- Jeżeli Donald Tusk nic nie zrobił, to ja bym go prosił, żeby nie przeszkadzał i dał nam szansę zrobić to, co proponujemy - powiedział w piątek minister sprawiedliwości Zbigniew Ziobro w senackiej debacie nad nową ustawą o Sądzie Najwyższym.
Minister odniósł się w ten sposób do słów przewodniczącego Rady Europejskiej Donalda Tuska, który powiedział w "Faktach po Faktach", że proponowane przez PiS zmiany w sądownictwie to nie "leczenie dżumy cholerą", a "leczenie grypy cholerą".

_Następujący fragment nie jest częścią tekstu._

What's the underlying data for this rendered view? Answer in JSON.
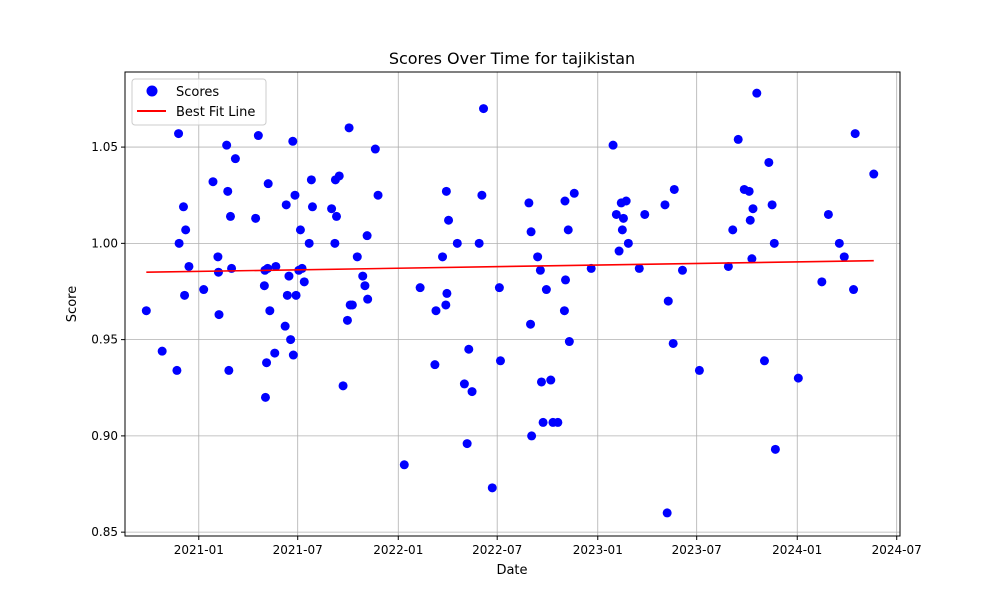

"Mogliście zmienić wszystko"
- To jest pewien postęp w publicznych wypowiedziach pana premiera Donalda Tuska, ale ja bym spytał, co zrobił, żeby tę grypę wyleczyć w czasie, kiedy wiele mógł (...). Więc jeżeli tego nie zrobił, to ja bym go prosił żeby nie przeszkadzał i dał nam szansę zrobić to, co my proponujemy - powiedział Ziobro. Zdaniem ministra, rząd PO-PSL miał osiem lat, aby zaproponować zmiany w wymiarze sprawiedliwości. - Mieliście też swojego prezydenta. Mieliście przytłaczającą większość. Mogliście zmienić wszystko. Mogliście poprawić ten wymiar sprawiedliwości - powiedział Ziobro, zwracając się do polityków PO.
Senat przyjął ustawę o Sądzie Najwyższym
O godz. 1.57 w nocy z piątku na sobotę, Senat przyjął bez poprawek ustawę o Sądzie Najwyższym. Wcześniej odrzucił wniosek PO o odrzucenie ustawy w całości. Za przyjęciem ustawy bez poprawek głosowało 55 senatorów, 23 było przeciw, a 2 wstrzymało się. Od głosu wstrzymali się dwaj senatorowie PiS - Jarosław Obremski i Aleksander Bobko. Senatorowie PO przyjęli wyniki głosowania okrzykami "Wolne sądy" i podniesieniem kartek z tym tekstem. Teraz ustawa trafi do prezydenta Andrzeja Dudy. Na jego decyzję czekają już dwie inne ustawy dotyczące sądownictwa: nowela ustawy o KRS oraz nowela Prawa o ustroju sądów powszechnych.